Sunday April 21, 2024
CHORUS!
Review

CHORUS!

By Diana Simmonds
February 8 2023

CHORUS! Opera Australia at the Joan Sutherland Theatre, Sydney Opera House, 4 February-10 March 2023. Photography by Keith Saunders

The Opera Australia Chorus has long been one of the most admired elements of the company, and regular audiences are extremely proud of it. With reason: this exhaustingly hard-working gang of badasses is a national treasure. And mostly, we don’t really see them until their one and only curtain call. Until now, that is.

Former Artistic Director Lyndon Terracini programmed this 60-minute compilation of choral greatest hits at a time when it seems to be The Thing – with other opera companies around the world having much the same idea. As it is, Chorus! is much more than a simple concert performance. The stage of the Joan Sutherland is emptied of all scenery and not a treacherous staircase is to be seen. Instead, the audience is treated to the rare sight of the bare bones of the building, atmospherically lit, with two gleaming grand pianos, side by side and shadowy at the far reaches of the stage.

CHORUS!

The 18 pieces range from Bernstein to Wagner. Clearly there is no narrative thread, instead what brings the show together and keeps it flowing, aurally and visually, is movement coordinator Troy Honeysett, and director Matthew Barclay. The 48 voices are conducted by Chorus Master Paul Fitzsimon and they are somehow even richer and more thrilling when the singers are the focus centre-stage.

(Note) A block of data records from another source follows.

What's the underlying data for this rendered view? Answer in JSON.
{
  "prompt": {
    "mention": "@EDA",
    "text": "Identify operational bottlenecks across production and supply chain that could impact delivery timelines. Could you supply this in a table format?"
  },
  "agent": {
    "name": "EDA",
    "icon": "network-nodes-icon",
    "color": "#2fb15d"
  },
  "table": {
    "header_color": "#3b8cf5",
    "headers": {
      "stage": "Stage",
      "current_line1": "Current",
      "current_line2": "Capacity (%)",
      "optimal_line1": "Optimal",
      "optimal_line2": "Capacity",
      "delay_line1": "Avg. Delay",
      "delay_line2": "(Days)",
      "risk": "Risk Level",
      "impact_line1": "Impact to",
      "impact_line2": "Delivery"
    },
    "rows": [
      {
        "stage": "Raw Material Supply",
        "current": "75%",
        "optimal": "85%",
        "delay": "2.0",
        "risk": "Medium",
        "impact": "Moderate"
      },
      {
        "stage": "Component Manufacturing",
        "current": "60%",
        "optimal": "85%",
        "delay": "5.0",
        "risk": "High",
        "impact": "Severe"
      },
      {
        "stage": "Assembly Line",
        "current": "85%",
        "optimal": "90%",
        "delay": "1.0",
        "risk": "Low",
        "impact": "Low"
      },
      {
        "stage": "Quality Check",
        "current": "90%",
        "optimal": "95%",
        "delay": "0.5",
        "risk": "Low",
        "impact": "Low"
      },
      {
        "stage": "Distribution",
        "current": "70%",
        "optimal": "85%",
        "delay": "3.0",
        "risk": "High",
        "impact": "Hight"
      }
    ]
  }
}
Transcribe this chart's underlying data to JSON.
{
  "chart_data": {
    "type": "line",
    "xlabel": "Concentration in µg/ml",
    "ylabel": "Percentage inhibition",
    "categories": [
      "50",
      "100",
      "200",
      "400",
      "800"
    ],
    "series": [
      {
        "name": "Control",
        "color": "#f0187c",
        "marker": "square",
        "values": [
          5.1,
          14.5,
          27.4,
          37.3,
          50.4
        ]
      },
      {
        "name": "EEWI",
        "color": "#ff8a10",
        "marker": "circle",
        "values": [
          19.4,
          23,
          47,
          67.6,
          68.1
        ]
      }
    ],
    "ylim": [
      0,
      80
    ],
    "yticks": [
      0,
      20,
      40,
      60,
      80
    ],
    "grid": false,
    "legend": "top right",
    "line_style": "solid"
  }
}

The evening begins with Matthew Marshall’s lighting barely illuminating the stage as the men appear out of the gloom, one by one, into Tannhäuser’s “Pilgrims Chorus”. They are accompanied by pianists Michael Curtain and Kate Johnson, rather than a Wagnerian orchestra, and the musicians’ ability to fully suggest what would normally be a massive sound makes it clear that this will not be a quite nice parlour recital.

CHORUS!

When the women arrive and the program gets fully underway it’s as if they’ve all just come from a gritty contemporary piece set in a 1950s East German car factory. Currently, the costume department must be devoid of all dowdy tweed jackets, beige-ish house dresses, baggy grey flannels, and the other sensible mid-20th-century ensembles in its racks. The front cover of the program is a comical contrast, with a few singers depicted in sunny budgerigar pastels. As one patron commented on the way out, “What happened to this look? I think we’ve been dudded!”

Musically, however, there’s no short-changing. In no particular order of preference, but memorably, there are gems from Faust, Dido and Aeneas, Pagliacci, Turandot, Rigoletto, Il Trovatore, Eugene Onegin, and many more. The evening ends with “Make Our Garden Grow” from Bernstein’s Candide. Bittersweet, melancholic, and a beautiful vehicle for the massed voices. The audience went out into the night humming, smiling, and thrilled by their Chorus – the sense of ownership says such a lot, and all of it good. Recommended without reservation.